Archived Story

Masterpiece on loan: Key expressionist sculpture visits UM courtesy of anonymous donor
By JAMIE KELLY of the Missoulian

“Torso of a Walking Woman,” a stone sculpture by famed German expressionist sculptor Wilhelm Lehmbruck, greets visitors to the Mansfield Library after being installed earlier this week. It is on loan for display at the library through July 23.
Photo by KURT WILSON/Missoulian
Her plaintive, introspective glance reveals nothing about the hard life she's led.

But stone doesn't cry, and so she remains frozen in a timeless stare, her head turned slightly on her naked torso.

She has no name, either, other than “Torso of a Walking Woman,” a title given her by German expressionist sculptor Wilhelm Lehmbruck.

Loaned to the Montana Museum of Art & Culture by an anonymous donor, Lehmbruck's masterpiece will be perched on a pedestal and surrounded by glass for the next three months in the lobby of the University of Montana's Mansfield Library.

“That's our lady,” enthused library dean Bonnie Allen. “She's gotten a lot of attention.”

As she should. Lehmbruck, one of Germany's most important sculptors and a modernist, created the torso not long before he suffered the horrors of World War I, an experience that forever changed his art and eventually led to his suicide.

In fact, Lehmbruck never saw “Torso of a Walking Woman” set in stone. That was done after his death. The work, elongated, soft and gentle, is atypical of most of his other sculptures, which often explored grief and pain as a result of his war experiences.

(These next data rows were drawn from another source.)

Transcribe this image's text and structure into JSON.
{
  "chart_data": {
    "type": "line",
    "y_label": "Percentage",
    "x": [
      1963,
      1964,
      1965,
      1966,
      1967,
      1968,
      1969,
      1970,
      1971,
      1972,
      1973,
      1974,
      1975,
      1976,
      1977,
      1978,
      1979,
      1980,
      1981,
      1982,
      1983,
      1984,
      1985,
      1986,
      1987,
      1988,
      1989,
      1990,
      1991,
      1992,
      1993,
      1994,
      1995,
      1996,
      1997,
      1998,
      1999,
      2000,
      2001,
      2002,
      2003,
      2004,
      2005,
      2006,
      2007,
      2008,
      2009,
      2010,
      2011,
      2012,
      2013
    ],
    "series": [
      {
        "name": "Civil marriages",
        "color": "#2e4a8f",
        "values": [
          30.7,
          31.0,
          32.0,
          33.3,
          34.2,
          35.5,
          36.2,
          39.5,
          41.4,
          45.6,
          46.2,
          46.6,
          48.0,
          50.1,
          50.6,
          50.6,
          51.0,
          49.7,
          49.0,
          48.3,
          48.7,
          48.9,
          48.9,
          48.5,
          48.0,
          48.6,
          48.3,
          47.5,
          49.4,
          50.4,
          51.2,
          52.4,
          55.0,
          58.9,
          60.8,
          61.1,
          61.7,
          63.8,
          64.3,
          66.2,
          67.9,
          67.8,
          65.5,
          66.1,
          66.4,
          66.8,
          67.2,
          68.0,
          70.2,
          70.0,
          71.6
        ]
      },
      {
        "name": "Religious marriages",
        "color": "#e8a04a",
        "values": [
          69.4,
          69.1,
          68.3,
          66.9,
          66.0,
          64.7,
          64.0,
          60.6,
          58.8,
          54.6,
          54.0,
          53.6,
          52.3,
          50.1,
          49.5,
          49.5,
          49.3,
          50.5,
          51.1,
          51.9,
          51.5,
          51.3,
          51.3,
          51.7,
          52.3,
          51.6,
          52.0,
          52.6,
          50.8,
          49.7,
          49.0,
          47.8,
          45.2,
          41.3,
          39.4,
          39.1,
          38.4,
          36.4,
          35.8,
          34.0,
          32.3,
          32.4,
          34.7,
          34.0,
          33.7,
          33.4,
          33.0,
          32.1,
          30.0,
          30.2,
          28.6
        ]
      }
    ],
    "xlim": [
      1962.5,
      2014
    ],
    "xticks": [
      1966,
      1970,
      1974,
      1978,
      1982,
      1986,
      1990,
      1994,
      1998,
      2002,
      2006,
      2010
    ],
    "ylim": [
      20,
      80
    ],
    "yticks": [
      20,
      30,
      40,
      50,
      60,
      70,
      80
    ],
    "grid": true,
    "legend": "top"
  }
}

Had Lehmbruck lived, he would also have been horrified at his sculpture's plight. Bought in 1929 by architect Ludwig Mies van der Rohe, it was confiscated in what is now the Czech Republic by the Nazis - as was a lot of modernist and surreal art, impurities in the Nazi view - and hidden away. It was only recently returned to its owners and sold at a Sotheby's auction to the unnamed party, who loaned it to UM.

MMAC director Barb Koostra said “Torso of a Walking Woman” is one of the most important works ever to come through the museum.

“We're delighted,” she said, “and I hope it means that we know how to handle art and how to honor art. This is spectacular, world-class art, available right here.”

Allen said the torso is a welcome addition to her domain as well.

“I think she lends just the right elegance to the library,” she said.

 

See the ‘Torso'

Wilhelm Lehmbruck's torso - “Torso of a Walking Woman” - will be on display at the Mansfield Library through July 23.